A quick guide to the strain of thought that mostly exists at the highest levels of higher education
The term “critical race theory” has been in the news a lot lately. If you’re confused about what it means – or too afraid to ask at this point – here’s what you need to know.
What is critical race theory?
Very simply, critical race theory is the idea that racism is built into American institutions and frameworks to keep white people in the position of power in society.
It was developed by academics about 40 years ago in response to “a lack of racial progress following the civil rights legislation of the 1960s.” The academics argued the United States was “founded on the theft of land labor” and federal law continued with unequal treatment of people on the basis of race. Supporters of critical race theory also believe race is a cultural invention.

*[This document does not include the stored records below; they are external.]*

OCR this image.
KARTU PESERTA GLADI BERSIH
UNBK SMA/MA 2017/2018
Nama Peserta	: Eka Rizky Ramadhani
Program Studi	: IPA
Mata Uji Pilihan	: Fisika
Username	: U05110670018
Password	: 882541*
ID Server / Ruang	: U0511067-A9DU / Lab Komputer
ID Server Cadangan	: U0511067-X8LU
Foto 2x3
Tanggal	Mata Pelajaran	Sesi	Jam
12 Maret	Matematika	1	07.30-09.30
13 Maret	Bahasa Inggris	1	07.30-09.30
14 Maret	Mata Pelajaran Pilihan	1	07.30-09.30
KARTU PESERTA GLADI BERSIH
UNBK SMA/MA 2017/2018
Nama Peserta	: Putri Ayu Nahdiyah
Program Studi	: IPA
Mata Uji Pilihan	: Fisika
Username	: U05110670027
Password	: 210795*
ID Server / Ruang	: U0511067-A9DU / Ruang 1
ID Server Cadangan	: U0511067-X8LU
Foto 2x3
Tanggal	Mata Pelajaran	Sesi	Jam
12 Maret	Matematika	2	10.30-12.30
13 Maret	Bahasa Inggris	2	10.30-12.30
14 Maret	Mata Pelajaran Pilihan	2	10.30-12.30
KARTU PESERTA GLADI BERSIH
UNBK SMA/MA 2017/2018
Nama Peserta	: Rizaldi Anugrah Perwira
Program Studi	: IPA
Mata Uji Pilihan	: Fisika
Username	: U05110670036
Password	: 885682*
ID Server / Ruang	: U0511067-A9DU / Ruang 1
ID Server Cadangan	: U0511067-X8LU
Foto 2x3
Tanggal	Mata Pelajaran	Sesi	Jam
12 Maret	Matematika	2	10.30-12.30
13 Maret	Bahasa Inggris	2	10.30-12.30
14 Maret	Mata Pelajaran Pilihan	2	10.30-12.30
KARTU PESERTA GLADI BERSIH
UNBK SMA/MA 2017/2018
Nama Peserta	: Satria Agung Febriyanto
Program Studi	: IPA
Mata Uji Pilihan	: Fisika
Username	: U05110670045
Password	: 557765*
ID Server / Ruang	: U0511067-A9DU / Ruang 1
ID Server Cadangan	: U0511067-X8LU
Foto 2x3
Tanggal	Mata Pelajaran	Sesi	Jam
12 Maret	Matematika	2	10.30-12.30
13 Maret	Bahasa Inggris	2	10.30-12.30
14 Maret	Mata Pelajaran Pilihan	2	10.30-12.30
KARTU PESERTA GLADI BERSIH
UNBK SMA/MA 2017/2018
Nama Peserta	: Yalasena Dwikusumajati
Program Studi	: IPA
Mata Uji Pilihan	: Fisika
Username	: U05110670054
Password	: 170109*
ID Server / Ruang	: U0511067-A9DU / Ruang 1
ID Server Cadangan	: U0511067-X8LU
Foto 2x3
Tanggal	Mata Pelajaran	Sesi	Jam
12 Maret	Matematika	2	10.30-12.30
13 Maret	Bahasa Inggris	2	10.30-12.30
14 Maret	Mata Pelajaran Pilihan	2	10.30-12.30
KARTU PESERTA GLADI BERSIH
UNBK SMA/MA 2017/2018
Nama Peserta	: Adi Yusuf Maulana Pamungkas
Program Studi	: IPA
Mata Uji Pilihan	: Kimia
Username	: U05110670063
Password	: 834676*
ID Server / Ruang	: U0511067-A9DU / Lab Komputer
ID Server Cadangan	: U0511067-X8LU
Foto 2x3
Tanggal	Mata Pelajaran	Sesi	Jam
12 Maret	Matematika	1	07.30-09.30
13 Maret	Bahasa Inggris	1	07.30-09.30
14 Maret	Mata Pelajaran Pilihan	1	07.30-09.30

Kimberlé Crenshaw is one of the early proponents of critical race theory. She is now executive director of the African American Policy Forum, a social justice think tank. She told CNN, “Critical race theory is a practice. It’s an approach to grappling with a history of white supremacy that rejects the belief that what’s in the past is in the past, and that the laws and systems that grow from that past are detached from it.”
Why are we talking about it now?
Though the theory is decades old, it started receiving widespread attention last fall following the summer of Black Lives Matter protests. During the summer, Fox News gave airtime to conservative activist Christopher F. Rufo, who told host Tucker Carlson he was “declaring a one-man war against critical race theory” and wouldn’t stop until it was “abolished within our public institutions.” This caught the attention of then-President Donald Trump, who signed an executive order restricting implicit bias and diversity training by government agencies.

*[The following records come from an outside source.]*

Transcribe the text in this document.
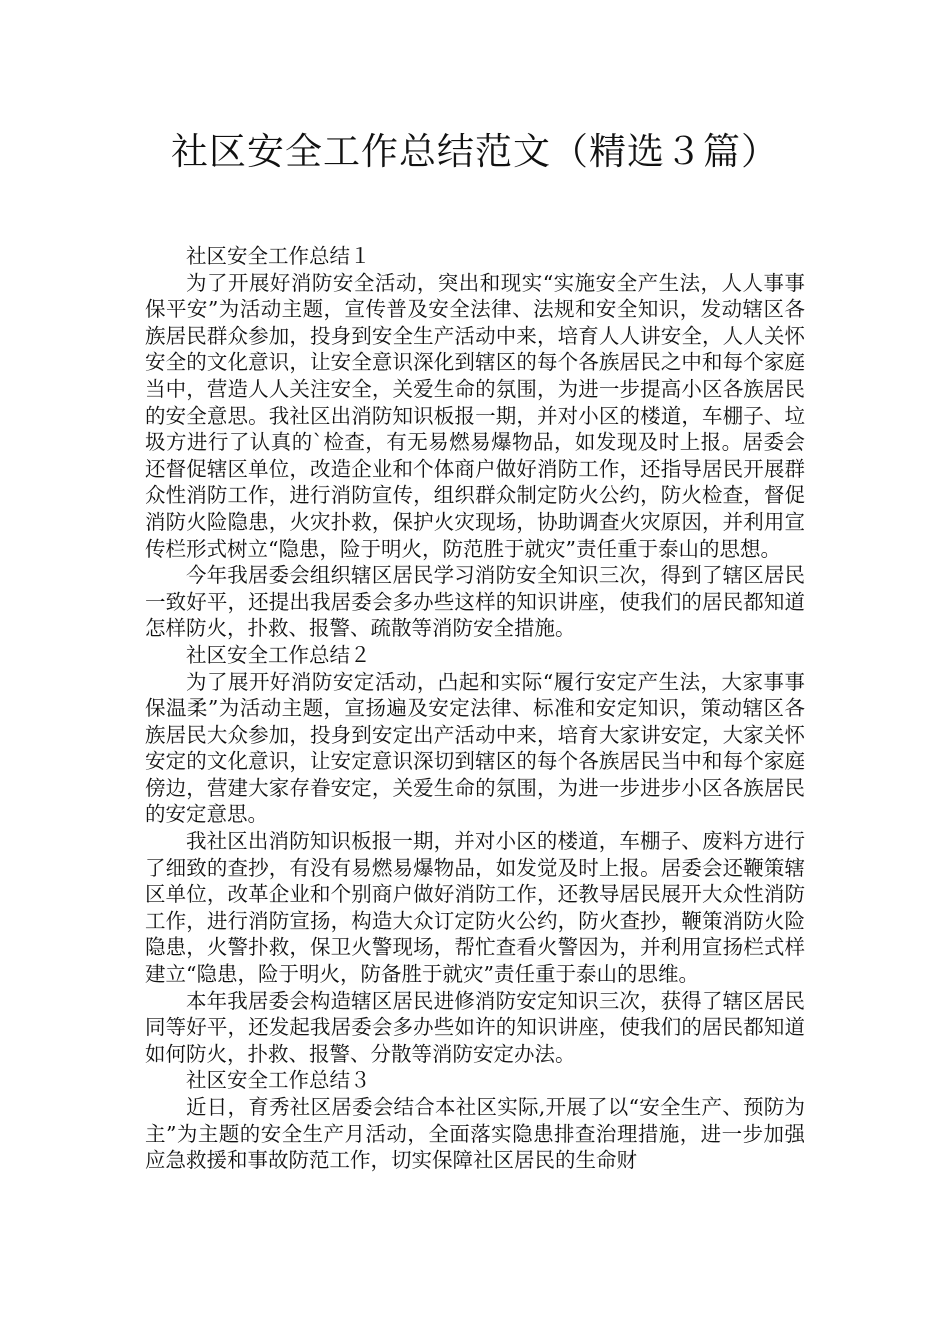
社区安全工作总结范文（精选３篇）

社区安全工作总结１

为了开展好消防安全活动，突出和现实“实施安全产生法，人人事事保平安”为活动主题，宣传普及安全法律、法规和安全知识，发动辖区各族居民群众参加，投身到安全生产活动中来，培育人人讲安全，人人关怀安全的文化意识，让安全意识深化到辖区的每个各族居民之中和每个家庭当中，营造人人关注安全，关爱生命的氛围，为进一步提高小区各族居民的安全意思。我社区出消防知识板报一期，并对小区的楼道，车棚子、垃圾方进行了认真的`检查，有无易燃易爆物品，如发现及时上报。居委会还督促辖区单位，改造企业和个体商户做好消防工作，还指导居民开展群众性消防工作，进行消防宣传，组织群众制定防火公约，防火检查，督促消防火险隐患，火灾扑救，保护火灾现场，协助调查火灾原因，并利用宣传栏形式树立“隐患，险于明火，防范胜于就灾”责任重于泰山的思想。

今年我居委会组织辖区居民学习消防安全知识三次，得到了辖区居民一致好平，还提出我居委会多办些这样的知识讲座，使我们的居民都知道怎样防火，扑救、报警、疏散等消防安全措施。

社区安全工作总结２

为了展开好消防安定活动，凸起和实际“履行安定产生法，大家事事保温柔”为活动主题，宣扬遍及安定法律、标准和安定知识，策动辖区各族居民大众参加，投身到安定出产活动中来，培育大家讲安定，大家关怀安定的文化意识，让安定意识深切到辖区的每个各族居民当中和每个家庭傍边，营建大家存眷安定，关爱生命的氛围，为进一步进步小区各族居民的安定意思。

我社区出消防知识板报一期，并对小区的楼道，车棚子、废料方进行了细致的查抄，有没有易燃易爆物品，如发觉及时上报。居委会还鞭策辖区单位，改革企业和个别商户做好消防工作，还教导居民展开大众性消防工作，进行消防宣扬，构造大众订定防火公约，防火查抄，鞭策消防火险隐患，火警扑救，保卫火警现场，帮忙查看火警因为，并利用宣扬栏式样建立“隐患，险于明火，防备胜于就灾”责任重于泰山的思维。

本年我居委会构造辖区居民进修消防安定知识三次，获得了辖区居民同等好平，还发起我居委会多办些如许的知识讲座，使我们的居民都知道如何防火，扑救、报警、分散等消防安定办法。

社区安全工作总结３

近日，育秀社区居委会结合本社区实际,开展了以“安全生产、预防为主”为主题的安全生产月活动，全面落实隐患排查治理措施，进一步加强应急救援和事故防范工作，切实保障社区居民的生命财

Within months, GOP lawmakers started drafting and introducing bills to “stop schools from teaching about racism or any topics that confront America’s history of racial and gender oppression.” However, the theory had previously been uncommon outside of academic circles, and it had only rarely, if ever at all, been taught in K-12 schools.
Are state legislatures taking it seriously?

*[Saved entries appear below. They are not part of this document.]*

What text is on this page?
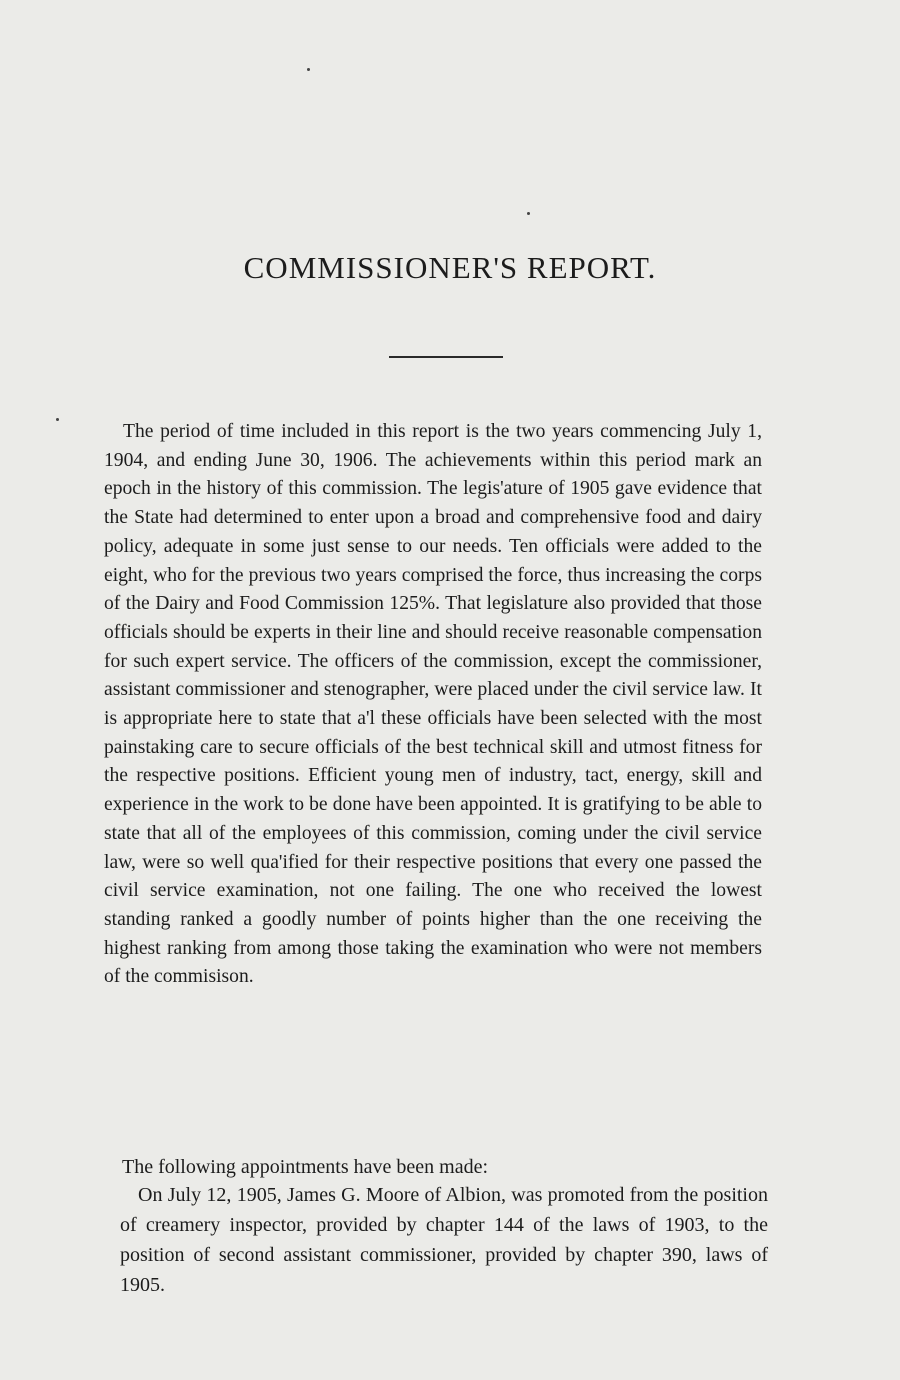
COMMISSIONER'S REPORT.

The period of time included in this report is the two years commencing July 1, 1904, and ending June 30, 1906. The achievements within this period mark an epoch in the history of this commission. The legis'ature of 1905 gave evidence that the State had determined to enter upon a broad and comprehensive food and dairy policy, adequate in some just sense to our needs. Ten officials were added to the eight, who for the previous two years comprised the force, thus increasing the corps of the Dairy and Food Commission 125%. That legislature also provided that those officials should be experts in their line and should receive reasonable compensation for such expert service. The officers of the commission, except the commissioner, assistant commissioner and stenographer, were placed under the civil service law. It is appropriate here to state that a'l these officials have been selected with the most painstaking care to secure officials of the best technical skill and utmost fitness for the respective positions. Efficient young men of industry, tact, energy, skill and experience in the work to be done have been appointed. It is gratifying to be able to state that all of the employees of this commission, coming under the civil service law, were so well qua'ified for their respective positions that every one passed the civil service examination, not one failing. The one who received the lowest standing ranked a goodly number of points higher than the one receiving the highest ranking from among those taking the examination who were not members of the commisison.

The following appointments have been made:

On July 12, 1905, James G. Moore of Albion, was promoted from the position of creamery inspector, provided by chapter 144 of the laws of 1903, to the position of second assistant commissioner, provided by chapter 390, laws of 1905.
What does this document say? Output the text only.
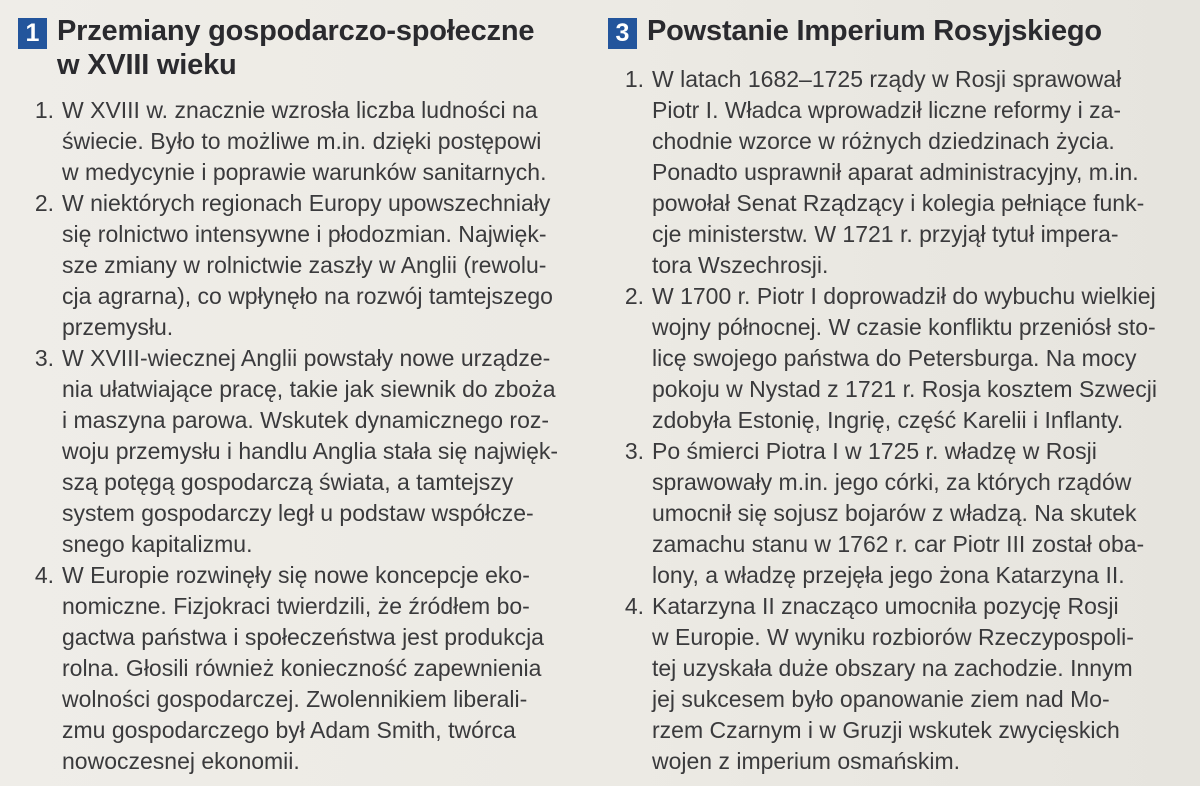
1 Przemiany gospodarczo-społeczne
w XVIII wieku
1. W XVIII w. znacznie wzrosła liczba ludności na
świecie. Było to możliwe m.in. dzięki postępowi
w medycynie i poprawie warunków sanitarnych.
2. W niektórych regionach Europy upowszechniały
się rolnictwo intensywne i płodozmian. Najwięk-
sze zmiany w rolnictwie zaszły w Anglii (rewolu-
cja agrarna), co wpłynęło na rozwój tamtejszego
przemysłu.
3. W XVIII-wiecznej Anglii powstały nowe urządze-
nia ułatwiające pracę, takie jak siewnik do zboża
i maszyna parowa. Wskutek dynamicznego roz-
woju przemysłu i handlu Anglia stała się najwięk-
szą potęgą gospodarczą świata, a tamtejszy
system gospodarczy legł u podstaw współcze-
snego kapitalizmu.
4. W Europie rozwinęły się nowe koncepcje eko-
nomiczne. Fizjokraci twierdzili, że źródłem bo-
gactwa państwa i społeczeństwa jest produkcja
rolna. Głosili również konieczność zapewnienia
wolności gospodarczej. Zwolennikiem liberali-
zmu gospodarczego był Adam Smith, twórca
nowoczesnej ekonomii.
3 Powstanie Imperium Rosyjskiego
1. W latach 1682–1725 rządy w Rosji sprawował
Piotr I. Władca wprowadził liczne reformy i za-
chodnie wzorce w różnych dziedzinach życia.
Ponadto usprawnił aparat administracyjny, m.in.
powołał Senat Rządzący i kolegia pełniące funk-
cje ministerstw. W 1721 r. przyjął tytuł impera-
tora Wszechrosji.
2. W 1700 r. Piotr I doprowadził do wybuchu wielkiej
wojny północnej. W czasie konfliktu przeniósł sto-
licę swojego państwa do Petersburga. Na mocy
pokoju w Nystad z 1721 r. Rosja kosztem Szwecji
zdobyła Estonię, Ingrię, część Karelii i Inflanty.
3. Po śmierci Piotra I w 1725 r. władzę w Rosji
sprawowały m.in. jego córki, za których rządów
umocnił się sojusz bojarów z władzą. Na skutek
zamachu stanu w 1762 r. car Piotr III został oba-
lony, a władzę przejęła jego żona Katarzyna II.
4. Katarzyna II znacząco umocniła pozycję Rosji
w Europie. W wyniku rozbiorów Rzeczypospoli-
tej uzyskała duże obszary na zachodzie. Innym
jej sukcesem było opanowanie ziem nad Mo-
rzem Czarnym i w Gruzji wskutek zwycięskich
wojen z imperium osmańskim.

An ongoing analysis by Education Week found that 25 states have taken steps toward restricting teaching critical race theory or otherwise limiting the way teachers discuss racism and sexism in the classroom. The bans are active in eight states.
Why does this sound familiar?
If this sounds familiar, it’s because Trump and the Republican party pushed back on the New York Times’ 1619 Project last year. The goal of the long-form Pulitzer-Prize winning 1619 Project was to “reframe the country’s history by placing the consequences of slavery and the contributions of Black Americans at the very center of our national narrative.” Trump called it “a crusade against American history.”
“They’ve lumped everything together: critical race theory, the 1619 project, whiteness studies, talking about white privilege,” Crenshaw told Vox. “What they have in common is they are discourses that refuse to participate in the lie that America has triumphantly overcome its racist history, that everything is behind us. None of these projects accept that it’s all behind us.”